Das Förderprogramm «Jugend + Sport» des Bundes unterstützt Boxen nicht. Grund: Der Sport lässt das Niederschlagen des Gegners zu.
Der Boxverband schreibt, Boxen stärke das Selbstbewusstsein. Doch Kinderarzt Oskar Jenni vom Kinderspital Zürich relativiert: «Selbstvertrauen kann man nicht einfach mit Hilfe einer Sportart erwerben.» Es entwickle sich durch verschiedene Faktoren, etwa durch die Beziehung zu Gleichaltrigen und Lehrpersonen, in der Familie und durch die Leistungen in der Schule.
Kinderarzt Stephan Rupp aus Einsiedeln SZ empfiehlt Mannschaftssportarten, die das Sozialverhalten fördern: «Es bringt Kindern mehr, wenn sie sich verbal wehren können statt mit Gewalt.»
Leichtkontakt-Boxen: «Harte Schläge verboten»

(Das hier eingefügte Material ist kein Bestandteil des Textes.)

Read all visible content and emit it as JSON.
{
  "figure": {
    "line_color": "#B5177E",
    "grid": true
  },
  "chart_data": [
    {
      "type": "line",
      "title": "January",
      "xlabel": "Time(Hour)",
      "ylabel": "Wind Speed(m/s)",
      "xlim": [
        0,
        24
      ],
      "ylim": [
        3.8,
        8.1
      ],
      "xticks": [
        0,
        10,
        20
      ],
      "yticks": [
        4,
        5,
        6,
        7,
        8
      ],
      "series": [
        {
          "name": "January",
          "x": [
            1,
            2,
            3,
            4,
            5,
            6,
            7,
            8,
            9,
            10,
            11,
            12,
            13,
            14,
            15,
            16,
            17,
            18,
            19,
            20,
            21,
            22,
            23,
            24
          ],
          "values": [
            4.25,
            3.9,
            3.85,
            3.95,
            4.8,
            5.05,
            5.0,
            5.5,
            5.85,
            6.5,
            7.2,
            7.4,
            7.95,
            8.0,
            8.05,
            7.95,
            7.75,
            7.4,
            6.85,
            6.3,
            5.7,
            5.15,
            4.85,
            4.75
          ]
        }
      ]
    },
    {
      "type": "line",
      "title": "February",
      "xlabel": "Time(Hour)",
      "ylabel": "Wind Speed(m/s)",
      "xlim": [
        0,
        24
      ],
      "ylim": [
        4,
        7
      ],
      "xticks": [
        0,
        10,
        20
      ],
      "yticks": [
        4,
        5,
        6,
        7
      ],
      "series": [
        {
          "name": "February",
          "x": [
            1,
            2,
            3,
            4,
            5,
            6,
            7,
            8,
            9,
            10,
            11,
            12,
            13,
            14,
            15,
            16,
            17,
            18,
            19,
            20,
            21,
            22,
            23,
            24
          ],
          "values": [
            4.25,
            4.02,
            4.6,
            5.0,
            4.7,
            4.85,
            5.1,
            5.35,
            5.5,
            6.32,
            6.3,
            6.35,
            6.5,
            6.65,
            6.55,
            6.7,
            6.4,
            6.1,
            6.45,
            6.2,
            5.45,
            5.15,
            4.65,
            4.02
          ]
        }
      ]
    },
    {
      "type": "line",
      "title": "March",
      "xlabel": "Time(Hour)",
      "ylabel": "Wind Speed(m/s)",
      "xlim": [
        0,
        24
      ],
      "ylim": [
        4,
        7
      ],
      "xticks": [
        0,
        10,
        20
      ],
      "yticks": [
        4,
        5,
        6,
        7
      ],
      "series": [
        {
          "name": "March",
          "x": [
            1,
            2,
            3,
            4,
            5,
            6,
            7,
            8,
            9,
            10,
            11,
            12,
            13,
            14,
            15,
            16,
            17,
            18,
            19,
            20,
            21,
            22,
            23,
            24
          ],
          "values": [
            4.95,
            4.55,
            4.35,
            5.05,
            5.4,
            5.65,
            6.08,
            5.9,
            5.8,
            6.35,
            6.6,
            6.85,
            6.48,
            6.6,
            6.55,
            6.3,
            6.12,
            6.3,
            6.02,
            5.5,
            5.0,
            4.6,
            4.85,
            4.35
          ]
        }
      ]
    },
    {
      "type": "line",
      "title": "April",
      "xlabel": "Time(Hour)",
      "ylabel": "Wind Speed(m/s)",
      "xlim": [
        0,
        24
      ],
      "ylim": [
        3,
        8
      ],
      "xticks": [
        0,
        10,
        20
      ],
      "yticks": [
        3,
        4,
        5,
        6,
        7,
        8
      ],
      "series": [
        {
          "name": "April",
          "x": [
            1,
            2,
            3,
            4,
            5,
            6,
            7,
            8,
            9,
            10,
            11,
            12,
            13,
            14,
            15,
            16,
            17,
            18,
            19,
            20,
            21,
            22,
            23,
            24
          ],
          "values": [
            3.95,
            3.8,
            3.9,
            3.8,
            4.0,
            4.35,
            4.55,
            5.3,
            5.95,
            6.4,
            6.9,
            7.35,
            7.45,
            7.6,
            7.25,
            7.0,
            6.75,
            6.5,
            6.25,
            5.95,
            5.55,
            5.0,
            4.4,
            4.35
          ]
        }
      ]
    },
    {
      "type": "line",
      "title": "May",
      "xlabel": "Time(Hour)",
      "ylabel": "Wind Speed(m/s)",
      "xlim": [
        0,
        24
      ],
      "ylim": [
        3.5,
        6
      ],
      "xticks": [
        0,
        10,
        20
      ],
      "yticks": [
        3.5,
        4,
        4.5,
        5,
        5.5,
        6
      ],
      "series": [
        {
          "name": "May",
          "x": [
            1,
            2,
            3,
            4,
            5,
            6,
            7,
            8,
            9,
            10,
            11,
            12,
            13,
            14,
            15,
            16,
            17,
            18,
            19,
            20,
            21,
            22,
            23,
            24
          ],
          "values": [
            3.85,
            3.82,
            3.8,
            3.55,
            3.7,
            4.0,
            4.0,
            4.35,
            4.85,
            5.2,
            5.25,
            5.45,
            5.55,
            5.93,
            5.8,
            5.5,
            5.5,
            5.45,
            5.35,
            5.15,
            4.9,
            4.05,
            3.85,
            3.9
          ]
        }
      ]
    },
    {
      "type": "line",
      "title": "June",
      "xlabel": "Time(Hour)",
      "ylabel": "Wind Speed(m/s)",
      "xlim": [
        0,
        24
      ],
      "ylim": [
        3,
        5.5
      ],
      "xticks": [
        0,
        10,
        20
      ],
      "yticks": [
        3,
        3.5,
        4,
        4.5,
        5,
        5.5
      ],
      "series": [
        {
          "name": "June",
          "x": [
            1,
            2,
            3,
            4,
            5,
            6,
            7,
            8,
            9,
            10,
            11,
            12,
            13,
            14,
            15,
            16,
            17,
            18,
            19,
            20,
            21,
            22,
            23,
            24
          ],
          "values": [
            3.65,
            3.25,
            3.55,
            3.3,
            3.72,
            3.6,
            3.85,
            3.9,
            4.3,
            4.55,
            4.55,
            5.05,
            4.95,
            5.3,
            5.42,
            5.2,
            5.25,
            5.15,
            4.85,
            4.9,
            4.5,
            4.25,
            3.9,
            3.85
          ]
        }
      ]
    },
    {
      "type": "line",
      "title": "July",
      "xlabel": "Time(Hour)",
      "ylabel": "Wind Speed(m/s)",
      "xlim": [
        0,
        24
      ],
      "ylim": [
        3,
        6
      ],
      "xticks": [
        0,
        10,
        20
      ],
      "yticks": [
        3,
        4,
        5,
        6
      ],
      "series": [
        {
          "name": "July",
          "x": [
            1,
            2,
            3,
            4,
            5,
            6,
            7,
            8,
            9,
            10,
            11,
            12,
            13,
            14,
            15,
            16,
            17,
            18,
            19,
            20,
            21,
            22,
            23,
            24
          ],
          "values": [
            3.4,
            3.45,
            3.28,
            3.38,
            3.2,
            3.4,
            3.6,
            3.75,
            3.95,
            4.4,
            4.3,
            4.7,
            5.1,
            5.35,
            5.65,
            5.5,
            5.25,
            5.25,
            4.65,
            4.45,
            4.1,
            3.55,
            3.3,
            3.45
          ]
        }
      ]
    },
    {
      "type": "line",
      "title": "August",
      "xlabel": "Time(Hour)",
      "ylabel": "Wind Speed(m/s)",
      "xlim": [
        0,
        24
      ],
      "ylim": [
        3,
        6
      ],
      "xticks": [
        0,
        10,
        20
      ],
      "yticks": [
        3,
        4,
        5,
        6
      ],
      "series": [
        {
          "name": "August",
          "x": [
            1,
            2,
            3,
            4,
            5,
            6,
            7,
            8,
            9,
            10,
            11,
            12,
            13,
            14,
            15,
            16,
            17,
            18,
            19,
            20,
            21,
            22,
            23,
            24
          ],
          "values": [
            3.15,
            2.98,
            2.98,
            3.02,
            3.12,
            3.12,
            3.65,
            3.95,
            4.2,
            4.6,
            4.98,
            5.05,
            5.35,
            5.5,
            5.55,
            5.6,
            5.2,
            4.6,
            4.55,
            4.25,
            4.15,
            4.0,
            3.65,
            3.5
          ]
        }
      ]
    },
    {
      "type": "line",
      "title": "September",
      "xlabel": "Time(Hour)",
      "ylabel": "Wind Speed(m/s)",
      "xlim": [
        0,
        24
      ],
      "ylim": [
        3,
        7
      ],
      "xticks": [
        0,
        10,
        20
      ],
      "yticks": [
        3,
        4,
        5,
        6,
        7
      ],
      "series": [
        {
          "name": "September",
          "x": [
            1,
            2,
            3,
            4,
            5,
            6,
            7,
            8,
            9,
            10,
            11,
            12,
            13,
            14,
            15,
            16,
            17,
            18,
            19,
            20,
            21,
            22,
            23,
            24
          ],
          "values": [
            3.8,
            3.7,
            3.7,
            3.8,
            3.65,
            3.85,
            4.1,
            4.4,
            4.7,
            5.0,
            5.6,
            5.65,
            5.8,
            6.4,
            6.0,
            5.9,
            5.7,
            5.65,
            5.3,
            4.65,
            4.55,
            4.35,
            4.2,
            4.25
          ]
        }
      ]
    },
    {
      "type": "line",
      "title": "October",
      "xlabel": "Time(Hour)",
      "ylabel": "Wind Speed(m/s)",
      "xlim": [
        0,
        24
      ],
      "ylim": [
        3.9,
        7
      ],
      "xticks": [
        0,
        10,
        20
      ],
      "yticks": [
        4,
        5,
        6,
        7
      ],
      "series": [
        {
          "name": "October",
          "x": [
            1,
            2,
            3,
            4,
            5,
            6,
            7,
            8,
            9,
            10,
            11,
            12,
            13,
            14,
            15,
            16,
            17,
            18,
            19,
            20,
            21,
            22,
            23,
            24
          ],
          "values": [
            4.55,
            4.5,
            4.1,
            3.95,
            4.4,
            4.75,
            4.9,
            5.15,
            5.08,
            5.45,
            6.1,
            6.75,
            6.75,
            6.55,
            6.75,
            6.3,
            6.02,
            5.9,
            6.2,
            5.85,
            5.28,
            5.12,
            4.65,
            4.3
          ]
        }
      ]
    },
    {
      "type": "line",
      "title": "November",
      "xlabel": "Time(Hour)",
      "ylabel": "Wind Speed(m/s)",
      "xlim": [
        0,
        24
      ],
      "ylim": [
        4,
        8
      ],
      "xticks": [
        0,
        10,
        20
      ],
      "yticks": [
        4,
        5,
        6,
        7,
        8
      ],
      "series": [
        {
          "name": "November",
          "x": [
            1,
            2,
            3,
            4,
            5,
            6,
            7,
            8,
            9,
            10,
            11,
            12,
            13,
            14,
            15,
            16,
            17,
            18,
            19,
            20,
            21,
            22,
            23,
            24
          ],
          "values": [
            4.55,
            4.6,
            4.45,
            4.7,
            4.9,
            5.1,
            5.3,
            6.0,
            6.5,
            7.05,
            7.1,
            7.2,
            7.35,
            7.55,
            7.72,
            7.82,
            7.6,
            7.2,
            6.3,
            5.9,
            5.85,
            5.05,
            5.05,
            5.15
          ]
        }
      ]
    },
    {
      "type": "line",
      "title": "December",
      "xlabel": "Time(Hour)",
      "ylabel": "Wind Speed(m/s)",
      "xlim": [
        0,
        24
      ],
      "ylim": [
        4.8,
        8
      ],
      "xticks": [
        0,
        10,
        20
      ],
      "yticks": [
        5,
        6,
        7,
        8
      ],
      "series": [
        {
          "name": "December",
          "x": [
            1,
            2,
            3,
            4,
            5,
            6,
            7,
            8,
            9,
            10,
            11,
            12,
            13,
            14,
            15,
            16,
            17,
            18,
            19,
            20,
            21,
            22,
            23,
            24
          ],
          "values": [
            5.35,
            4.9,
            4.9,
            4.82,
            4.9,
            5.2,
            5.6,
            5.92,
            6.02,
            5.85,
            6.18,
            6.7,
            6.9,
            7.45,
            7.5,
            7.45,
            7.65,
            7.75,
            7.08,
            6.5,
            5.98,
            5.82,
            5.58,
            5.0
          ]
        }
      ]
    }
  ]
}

Stefan Käser vom Förderverein für Leichtkontakt-Boxen sagt, harte Schläge seien bei dieser Boxart verboten. Wenn ein Kind nervös sei und die Schläge nicht gut dosiere, könne der Ringrichter den Match abbrechen. Der Schweizer Boxverband schreibt, im klassischen Boxen sei «ein K.o. bei Jugendlichen eher selten». Und das Risiko für Kopf- und Hirnverletzungen relativ klein im Vergleich zu Sportarten wie Fussball. Allerdings sagt Verbandsarzt Geoffrey Delmore, sei es «offensichtlich», dass «zahlreiche ehemalige Boxer» an einer Art Demenz leiden würden, wie sie nach häufigen Schlägen gegen den Kopf auftritt.
So boxen Sie gesund
Diese Boxformen haben keine schädlichen Folgen:
- Beim Fitnessboxen schlägt man nur auf Sandsäcke oder Matratzen.
- Beim Aerobicboxen kombiniert man Bewegungen aus dem Boxen mit Musik.
- Der Berner Fitnessexperte Niklaus Jud sagt: «Diese Boxformen sind ein gutes und effizientes Ganzkörpertraining.» Denn beide Sportarten trainieren Schnelligkeit, Reaktion, Koordination und Ausdauer.